Negli ultimi tempi vari top manager di imprese tecnologiche dichiarano la difficoltà a collaborare con le migliori università americane. Il vicepresidente dell’Ibm Stuart Feldman dichiara al New York Times: “Le università hanno reso la possibilità di fare ricerca con loro sempre più difficile a causa di tutte le questioni contrattuali sui diritti di proprietà. Ci piacerebbe che le università si aprissero di nuovo”, cioè che fossero disponibili a collaborare apertamente liberandosi dei ritardi, derivanti dalle costose e lunghe negoziazioni sui diritti di proprietà intellettuale. L’accusa delle imprese è che dalla promulgazione della legge Bayh-Dole in Usa e di leggi analoghe nei paesi europei, che rafforzano la proprietà intellettuale alle università, queste abbiano realizzato una vera mutazione nelle loro priorità. Centrale è diventata la difesa legale della proprietà intellettuale, mentre la politica di innovazione e di rapporto con l’impreda è stata sempre più demandata agli uffici di servizi e sempre meno ai ricercatori.
L’interazione con l’impresa viene ridotta a quella di trasferimento di brevetti e licenze mentre si riduce la collaborazione in progetti comuni. La scarsa propensione al rischio dei funzionari dei centri servizi verso complicazioni legali relative ai diritti di proprietà finisce, poi, per rendere sempre più difficili i progetti comuni università-impresa. A questo fenomeno se ne aggiunge un altro che riduce l’ottimizzazione a fini innovativi della conoscenza generata nelle università. Chi finanzia progetti di innovazione deve scontare soprattutto due rischi: da una parte quello di finanziare progetti fallimentari e dall’altra di farsi sfuggire i benefici economici dell’innovazione.
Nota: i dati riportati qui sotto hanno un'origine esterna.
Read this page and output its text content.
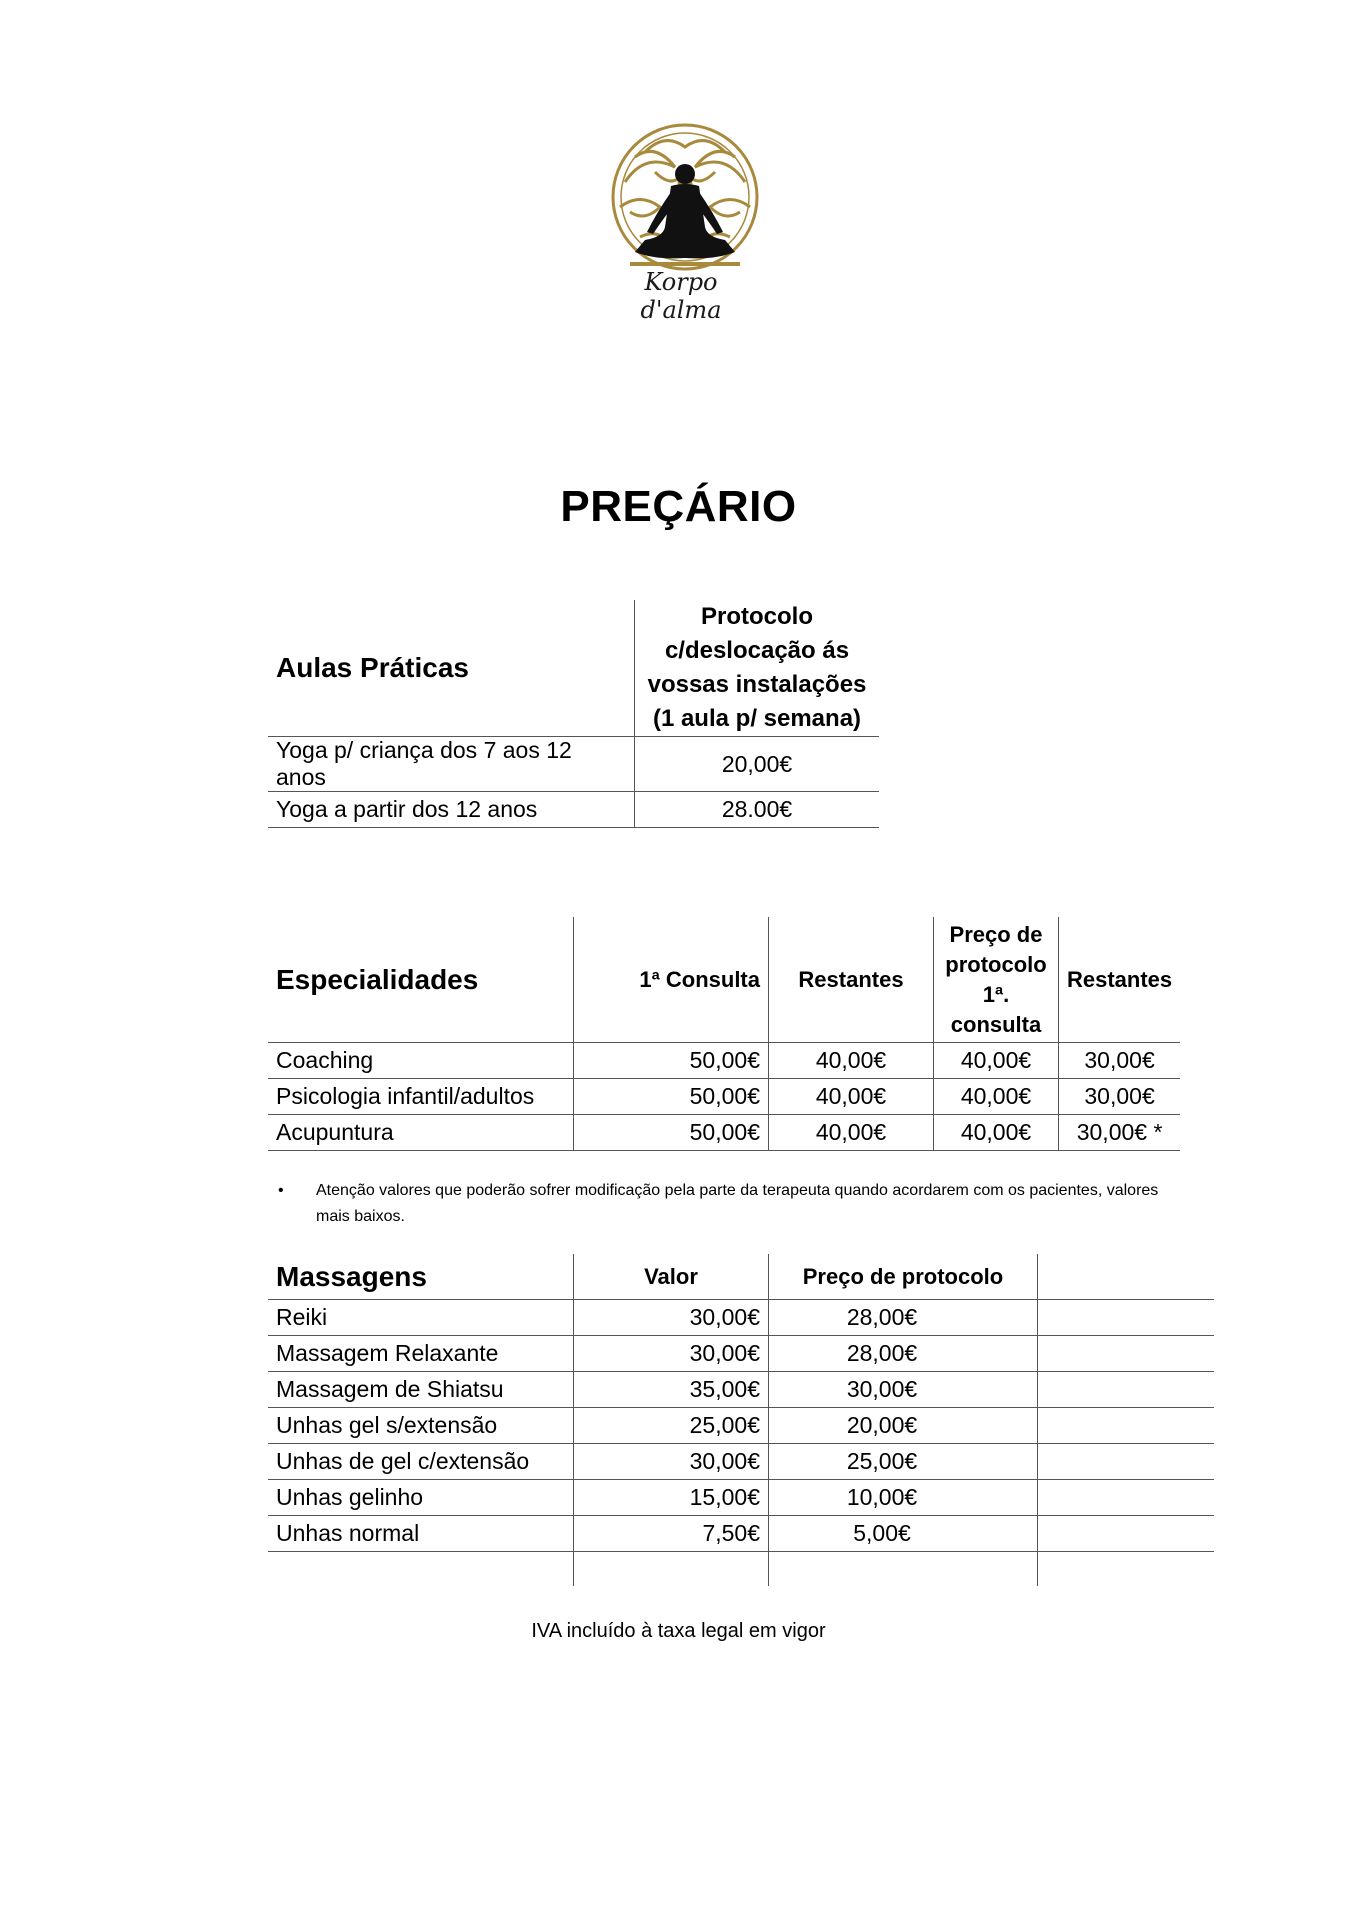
Korpo d'alma
PREÇÁRIO
Aulas Práticas	Protocolo
c/deslocação ás
vossas instalações
(1 aula p/ semana)

Yoga p/ criança dos 7 aos 12 anos	20,00€
Yoga a partir dos 12 anos	28.00€
Especialidades	1ª Consulta	Restantes	Preço de
protocolo
1ª.
consulta	Restantes
Coaching	50,00€	40,00€	40,00€	30,00€
Psicologia infantil/adultos	50,00€	40,00€	40,00€	30,00€
Acupuntura	50,00€	40,00€	40,00€	30,00€ *
• Atenção valores que poderão sofrer modificação pela parte da terapeuta quando acordarem com os pacientes, valores mais baixos.
Massagens	Valor	Preço de protocolo	
Reiki	30,00€	28,00€	
Massagem Relaxante	30,00€	28,00€	
Massagem de Shiatsu	35,00€	30,00€	
Unhas gel s/extensão	25,00€	20,00€	
Unhas de gel c/extensão	30,00€	25,00€	
Unhas gelinho	15,00€	10,00€	
Unhas normal	7,50€	5,00€	

IVA incluído à taxa legal em vigor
Vi sono tre modi per affrontare questi rischi. Quello tradizionale del credito bancario ha il vantaggio di avere, in teoria, una maggiore capacità di screening di innovazioni radicali ma una debole possibilità di ritorno economico in caso di successo. Ciò che viene ottenuto è solo il capitale imprestato con gli interessi.
L’altro modello tradizionale di finanziamento è quello della società di capitali. Esso ha il vantaggio di condividere maggiormente gli utili in caso di successo ma ha scarse capacità di selezione di progetti radicalmente innovativi. Il terzo che è emerso vincente in questi ultimi 40 anni è il venture capital che ha i vantaggi dei due precedenti senza averne gli aspetti negativi. Ciò che viene finanziato è però solo quella parte della conoscenza che ha un valore economico e che è commerciabile, cioè brevetto. Solo dal brevetto in poi l'”equity finance” del venture capital può investire e la start-up che viene generata può ambire a una capitalizzazione in un Nuovo Mercato. Tutto ciò che sta a monte nella ricerca tecnologica esce fuori dalle possibilità dela finanza per l’innovazione.
Il combinato disposto di questi due fenomeni, da una parte polarizzazione delle università sul “patent trasnfer” e dall’altra finanziamento solo delle fasi a valle, dopo la brevettazione, della ricerca tecnologica, sta portando all’indebolimento della generazione di conoscenza tecnologica da parte della ricerca accademica. Idee tecnologiche buone, eterodosse, ma ancora allo stadio immaturo er essere considerate degne di brevettazione e soprattutto di interesse da parte del venture capital, rimangono orfane di sponsor e finiscono per essere dimenticate e abbondanate. Questo gap nella filiera della innovazione ha effetti retroattivi negativi di tipo organizzativo e motivazionale. Ciò è particolarmente vero in Europa, e soprattutto in Italia e sta per essere accentuato dagli effetti della crisi finanziaria che ha ampliato e approfondito le dimensioni del gap (anche definito “death valley”)della catena dell’innovazione.
Quest’analisi si riscontra nei dati della Fondazione Cotec, presentati nel seminario “Il Ruolo della Finanza nel Trasferimento Tecnologico” organizzato recentemente a Roma.